HOLOPIS.COM, JAKARTA – Pentingnya menjaga kultur TNI dengan memelihara dua elemen kekuatan pertahanan yaitu fisik dan nonfisik. Selain itu, perlunya kemampuan satuan kewilayahan untuk terus melakukan pembaruan pemikiran dan inovasi.
Demikian disampaikan Kepala Staf Angkatan Darat (KSAD) Jenderal TNI Maruli Simanjuntak saat menutup Apel Komandan Satuan Komando Kewilayahan (Dansatkowil) Terpusat Tahun 2025 di Banyumas, Jawa Tengah. Sebanyak 446 pejabat Dansatkowil dari seluruh Indonesia hadir di Banyumas.
Menurut Jenderal Maruli, kekuatan pertahanan tak hanya bertumpu pada aspek fisik. Tapi, kata dia, pertahanan karena faktor kekuatan mental. Selain itu, ideologis masyarakat sebagai bagian dari elemen pertahanan nonfisik.
Dia bilang perlunya kemampuan satuan kewilayahan untuk terus melakukan pembaruan pemikiran dan inovasi. Hal itu agar dapat menyesuaikan diri dengan dinamika perkembangan zaman.

Jenderal Maruli menuturkan hal itu bisa dengan mengawali melalui penguatan potensi pertahanan.
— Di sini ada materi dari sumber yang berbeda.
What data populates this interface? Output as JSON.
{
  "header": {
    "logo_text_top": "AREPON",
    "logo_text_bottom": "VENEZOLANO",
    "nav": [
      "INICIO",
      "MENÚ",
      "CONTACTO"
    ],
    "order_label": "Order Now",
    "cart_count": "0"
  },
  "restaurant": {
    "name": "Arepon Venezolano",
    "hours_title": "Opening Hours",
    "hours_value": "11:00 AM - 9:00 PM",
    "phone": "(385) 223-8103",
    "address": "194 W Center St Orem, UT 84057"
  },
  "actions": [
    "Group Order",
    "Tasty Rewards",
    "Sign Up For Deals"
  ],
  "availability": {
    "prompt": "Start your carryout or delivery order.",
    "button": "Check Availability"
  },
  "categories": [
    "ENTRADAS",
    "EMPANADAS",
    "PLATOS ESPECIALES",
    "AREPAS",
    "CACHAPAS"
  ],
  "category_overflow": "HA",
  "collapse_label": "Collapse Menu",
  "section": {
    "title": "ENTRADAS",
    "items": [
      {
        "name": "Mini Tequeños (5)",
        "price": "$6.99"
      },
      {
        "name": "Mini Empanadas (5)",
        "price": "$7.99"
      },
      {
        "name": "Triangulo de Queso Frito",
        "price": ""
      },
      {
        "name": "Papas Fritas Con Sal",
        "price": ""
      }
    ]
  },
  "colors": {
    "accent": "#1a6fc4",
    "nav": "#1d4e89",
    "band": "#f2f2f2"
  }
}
“Dengan mengikuti perkembangan zaman ini melalui diskusi–diskusi yang berkala sehingga menciptakan ide atau inovasi yang sesuai dengan dinamika yang dihadapi,” kata Jenderal Maruli, dalam keterangan resmi TNI AD, dikutip pada Senin, (17/11/2025).
Dia juga menyoroti pentingnya elemen nonfisik berupa pembinaan kesadaran berbangsa dan bernegara kepada masyarakat. Jenderal Maruli menaruh harapan dengan ilmu yang didapat saat Apel ini bisa juga diimplementasikan dalam penugasan sehari-hari.
Dengan demikian, melalui peran para Dansatkowil, potensi ancaman terhadap ideologi bangsa bisa diminimalisir. Pun, dengan ketahanan mental masyarakat juga bisa semakin kuat.
Jenderal Maruli berpesan agar menghayati apa yang menjadi tugas tanggung jawab setiap prajurit TNI AD.